Oleh: Sugiman
“Aku berkata kepadamu, hai sahabat-sahabat-Ku, janganlah kamu takut
terhadap mereka yang dapat membunuh tubuh dan kemudian tidak dapat berbuat
apa-apa lagi (Lukas 12:1).
Jika Tuhan yang diyakini dalam
ajaran agama kita masing-masing itu sumber kebenaran, mengapa kita sering
berkhianat, berdusta dan tidak memihak pada kebenaran? Apa sebenarnya yang kita
takutkan dalam hidup ini?

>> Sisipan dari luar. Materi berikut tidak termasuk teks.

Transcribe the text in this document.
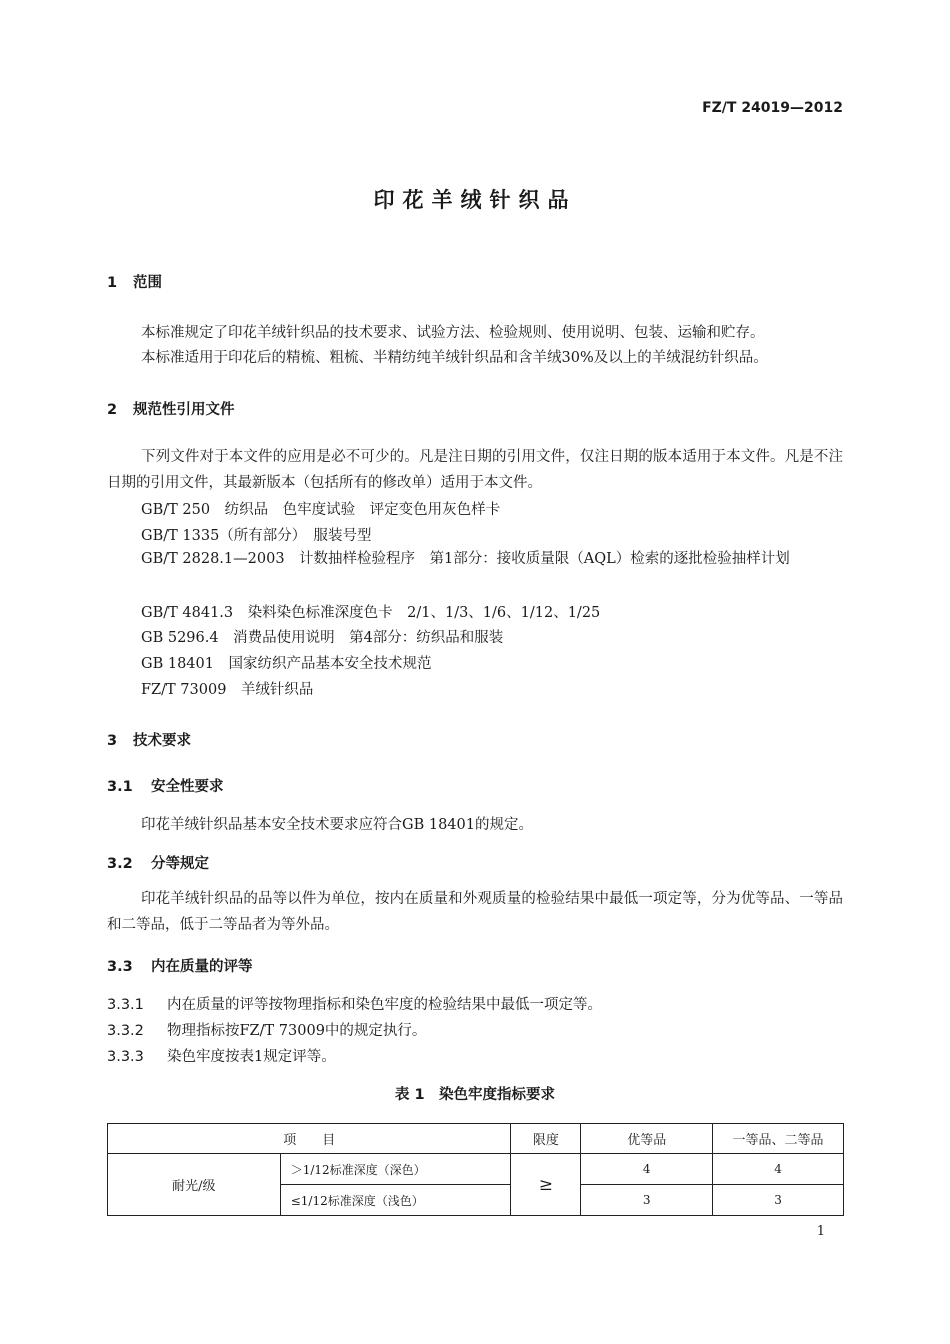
FZ/T 24019—2012
印花羊绒针织品
1 范围
本标准规定了印花羊绒针织品的技术要求、试验方法、检验规则、使用说明、包装、运输和贮存。
本标准适用于印花后的精梳、粗梳、半精纺纯羊绒针织品和含羊绒30%及以上的羊绒混纺针织品。
2 规范性引用文件
下列文件对于本文件的应用是必不可少的。凡是注日期的引用文件，仅注日期的版本适用于本文件。凡是不注日期的引用文件，其最新版本（包括所有的修改单）适用于本文件。
GB/T 250　纺织品　色牢度试验　评定变色用灰色样卡
GB/T 1335（所有部分）　服装号型
GB/T 2828.1—2003　计数抽样检验程序　第1部分：接收质量限（AQL）检索的逐批检验抽样计划
GB/T 4841.3　染料染色标准深度色卡　2/1、1/3、1/6、1/12、1/25
GB 5296.4　消费品使用说明　第4部分：纺织品和服装
GB 18401　国家纺织产品基本安全技术规范
FZ/T 73009　羊绒针织品
3 技术要求
3.1 安全性要求
印花羊绒针织品基本安全技术要求应符合GB 18401的规定。
3.2 分等规定
印花羊绒针织品的品等以件为单位，按内在质量和外观质量的检验结果中最低一项定等，分为优等品、一等品和二等品，低于二等品者为等外品。
3.3 内在质量的评等
3.3.1 内在质量的评等按物理指标和染色牢度的检验结果中最低一项定等。
3.3.2 物理指标按FZ/T 73009中的规定执行。
3.3.3 染色牢度按表1规定评等。
表 1　染色牢度指标要求
项　　目		限度	优等品	一等品、二等品
耐光/级	＞1/12标准深度（深色）	≥	4	4
	≤1/12标准深度（浅色）		3	3
1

Apakah segala sesuatu yang temporer itu lebih tangguh
dari yang abadi?
Seorang dokter yang mengabdikan hidupnya untuk Tuhannya pernah mencatatkan
kata-kata penguatan dari Yesus untuk para pengikutNya demikian, “Aku berkata kepadamu, hai
sahabat-sahabat-Ku, janganlah kamu takut terhadap mereka yang dapat membunuh
tubuh dan kemudian tidak dapat berbuat apa-apa lagi (Lukas 12:1). Kata-kata
itu telah menyihir dan memberikan kekuatan kepada para pengikutNya sehingga mereka
berani mati sebagai martir karena kesetiaan mereka pada ajaran Kristus.

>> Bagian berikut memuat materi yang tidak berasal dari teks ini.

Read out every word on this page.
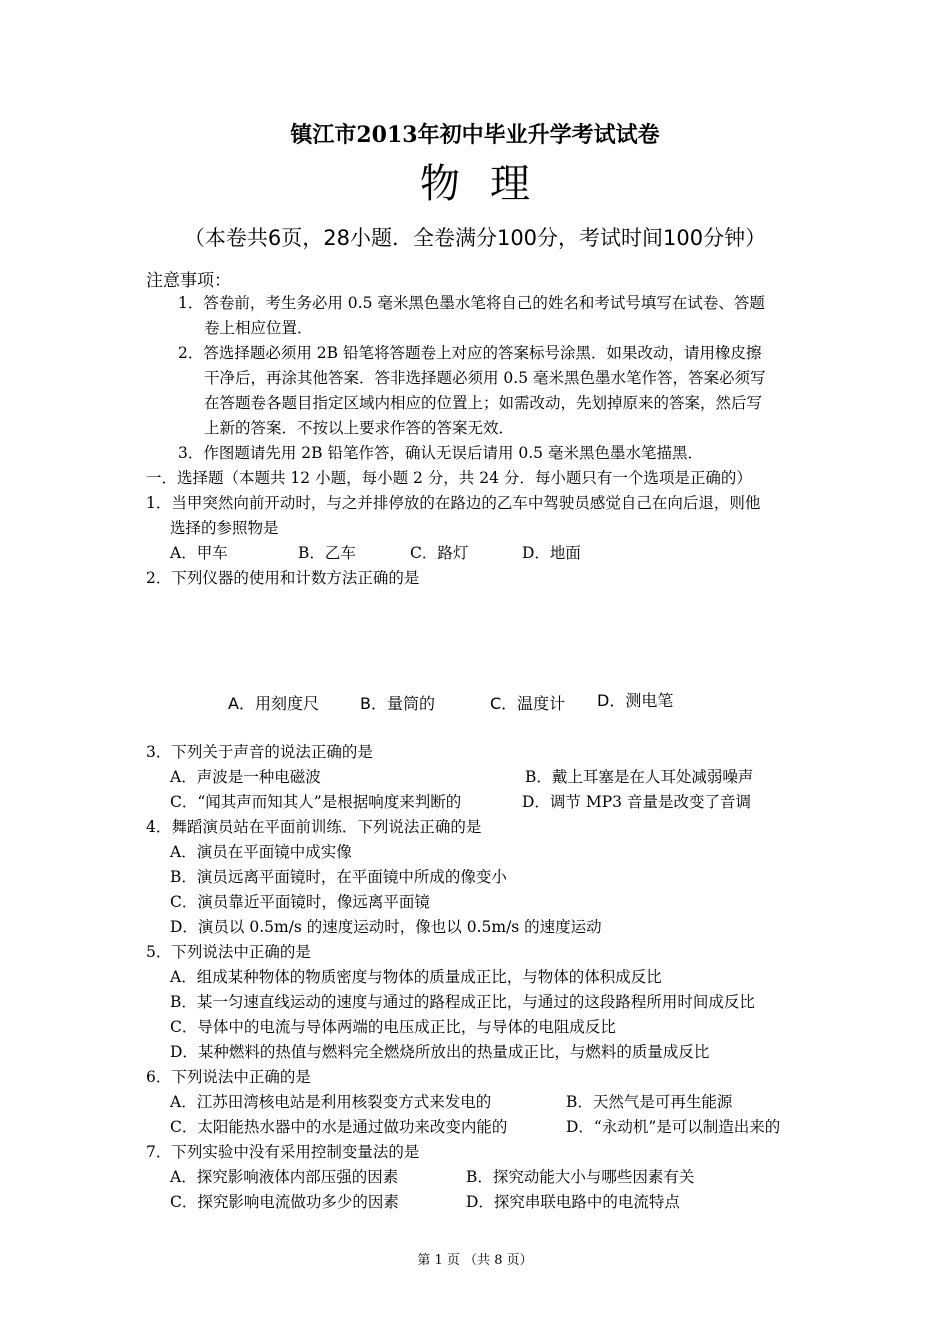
镇江市2013年初中毕业升学考试试卷
物理
（本卷共6页，28小题．全卷满分100分，考试时间100分钟）
注意事项：
1．答卷前，考生务必用 0.5 毫米黑色墨水笔将自己的姓名和考试号填写在试卷、答题
卷上相应位置．
2．答选择题必须用 2B 铅笔将答题卷上对应的答案标号涂黑．如果改动，请用橡皮擦
干净后，再涂其他答案．答非选择题必须用 0.5 毫米黑色墨水笔作答，答案必须写
在答题卷各题目指定区域内相应的位置上；如需改动，先划掉原来的答案，然后写
上新的答案．不按以上要求作答的答案无效．
3．作图题请先用 2B 铅笔作答，确认无误后请用 0.5 毫米黑色墨水笔描黑．
一．选择题（本题共 12 小题，每小题 2 分，共 24 分．每小题只有一个选项是正确的）
1．当甲突然向前开动时，与之并排停放的在路边的乙车中驾驶员感觉自己在向后退，则他
选择的参照物是
A．甲车	B．乙车	C．路灯	D．地面
2．下列仪器的使用和计数方法正确的是
A．用刻度尺	B．量筒的	C．温度计 D．测电笔
3．下列关于声音的说法正确的是
A．声波是一种电磁波	B．戴上耳塞是在人耳处减弱噪声
C．“闻其声而知其人”是根据响度来判断的	D．调节 MP3 音量是改变了音调
4．舞蹈演员站在平面前训练．下列说法正确的是
A．演员在平面镜中成实像
B．演员远离平面镜时，在平面镜中所成的像变小
C．演员靠近平面镜时，像远离平面镜
D．演员以 0.5m/s 的速度运动时，像也以 0.5m/s 的速度运动
5．下列说法中正确的是
A．组成某种物体的物质密度与物体的质量成正比，与物体的体积成反比
B．某一匀速直线运动的速度与通过的路程成正比，与通过的这段路程所用时间成反比
C．导体中的电流与导体两端的电压成正比，与导体的电阻成反比
D．某种燃料的热值与燃料完全燃烧所放出的热量成正比，与燃料的质量成反比
6．下列说法中正确的是
A．江苏田湾核电站是利用核裂变方式来发电的	B．天然气是可再生能源
C．太阳能热水器中的水是通过做功来改变内能的	D．“永动机”是可以制造出来的
7．下列实验中没有采用控制变量法的是
A．探究影响液体内部压强的因素	B．探究动能大小与哪些因素有关
C．探究影响电流做功多少的因素	D．探究串联电路中的电流特点
第 1 页 （共 8 页）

Pengajaran Kristus kepada para murid dan kepada orang-orang yang bersedia merelakan
hidupnya untuk memihak pada kebenaran sebagaimana yang diajarkan Kristus. Betapa
tidak, yakni di mana pengajaranNya setidaknya telah memberikan insfirasi dan
makna kehidupan abadi yang tidak semestinya diabaikan. Hal itu jugalah yang
menguatkan dan mengubah pendirian Polikarpus untuk tetap setia pada kebenaran. Sehingga
ketika ia dipaksa oleh Gubernur Romawi supaya menyangkal dan mengkhianati
Yesus, tapi dengan tegas dan lantang ia mengatakan, “Selama delapan puluh enam
tahun aku telah mengabdi kepadaNya dan Ia tidak pernah menyakitiku. Bagaimana mungkin
aku dapat mencaci Raja yang telah menyelamatkanku?”.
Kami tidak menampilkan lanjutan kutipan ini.